Ground 3: Obviousness over Tsuchiya in view of Powell - Claims 1, 4-10, 16, 17, and 19-25 are obvious over Tsuchiya in view of Powell

• Prior Art Relied Upon: Tsuchiya (2000 journal article) and Powell (WO 2009/033161).
• Core Argument for this Ground:
  • Prior Art Mapping: Tsuchiya disclosed a method of reducing tumor size using chemotherapy and caffeine, a non-selective A2aR antagonist. Powell described using potent and selective A2aR antagonists, such as ZM 241385, in combination with anti-cancer agents to reduce tumor size and metastases. Petitioner argued that combining these references rendered the challenged claims obvious.
  • Motivation to Combine: A POSA would combine the teachings to improve upon Tsuchiya's method. The motivation would be to replace Tsuchiya's non-selective and less potent antagonist (caffeine) with Powell's more potent and selective A2aR antagonist (ZM 241385). This substitution would be expected to increase therapeutic efficacy while reducing off-target side effects, potentially allowing for the elimination of the harsh radiation therapy component of Tsuchiya's protocol.
  • Expectation of Success: A POSA would have had a reasonable expectation of success because both references taught the same general principle: combining an A2aR antagonist with an anti-neoplastic agent to treat cancer. Tsuchiya demonstrated success in humans, and Powell demonstrated that a more selective antagonist was effective. Therefore, substituting a better, more selective component into a known, effective protocol was a predictable path to an improved therapy.
• Additional Grounds: Petitioner asserted additional challenges including that claims 1-12, 14-16, 18, 19, and 21-23 are anticipated by Sitkovsky 2010 (Application # 2010/0178299), and that claims 1-12 and 14-25 are obvious over Sitkovsky 2010.

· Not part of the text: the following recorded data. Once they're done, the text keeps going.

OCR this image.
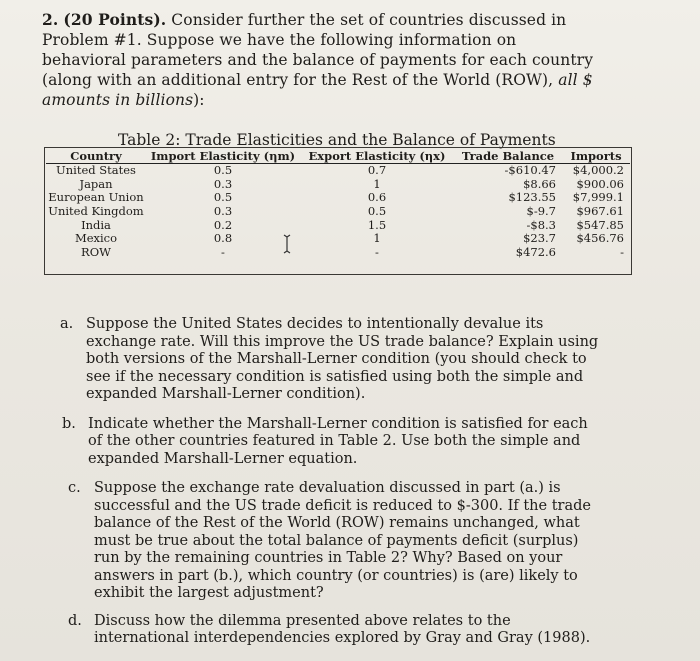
2. (20 Points). Consider further the set of countries discussed in Problem #1. Suppose we have the following information on behavioral parameters and the balance of payments for each country (along with an additional entry for the Rest of the World (ROW), all $ amounts in billions):

Table 2: Trade Elasticities and the Balance of Payments
Country	Import Elasticity (ηm)	Export Elasticity (ηx)	Trade Balance	Imports
United States	0.5	0.7	-$610.47	$4,000.2
Japan	0.3	1	$8.66	$900.06
European Union	0.5	0.6	$123.55	$7,999.1
United Kingdom	0.3	0.5	$-9.7	$967.61
India	0.2	1.5	-$8.3	$547.85
Mexico	0.8	1	$23.7	$456.76
ROW	-	-	$472.6	-

a. Suppose the United States decides to intentionally devalue its exchange rate. Will this improve the US trade balance? Explain using both versions of the Marshall-Lerner condition (you should check to see if the necessary condition is satisfied using both the simple and expanded Marshall-Lerner condition).

b. Indicate whether the Marshall-Lerner condition is satisfied for each of the other countries featured in Table 2. Use both the simple and expanded Marshall-Lerner equation.

c. Suppose the exchange rate devaluation discussed in part (a.) is successful and the US trade deficit is reduced to $-300. If the trade balance of the Rest of the World (ROW) remains unchanged, what must be true about the total balance of payments deficit (surplus) run by the remaining countries in Table 2? Why? Based on your answers in part (b.), which country (or countries) is (are) likely to exhibit the largest adjustment?

d. Discuss how the dilemma presented above relates to the international interdependencies explored by Gray and Gray (1988).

4. Key Claim Construction Positions

• "an adenosine A2a receptor antagonist": Petitioner argued this term should be construed broadly according to its functional definition in the specification as any agent that nullifies the action of adenosine on the A2aR. This construction was central to the argument that the claims covered a vast, structurally diverse genus of compounds, including small molecules, peptides, and nucleic acids, many of which were not described or exemplified in the patent.
• "an anti-neoplastic agent": Petitioner argued this term, defined by its function of preventing, curing, or alleviating a tumor, was exceptionally broad. The petition noted that claimed examples included disparate categories such as alkylating drugs, hormones, enzymes, and antibodies. This broad functional definition was key to Petitioner's arguments regarding lack of written description and enablement for the full scope of the claimed methods.

5. Relief Requested

• Petitioner requests institution of post-grant review and cancellation of claims 1-12 and 14-25 as unpatentable.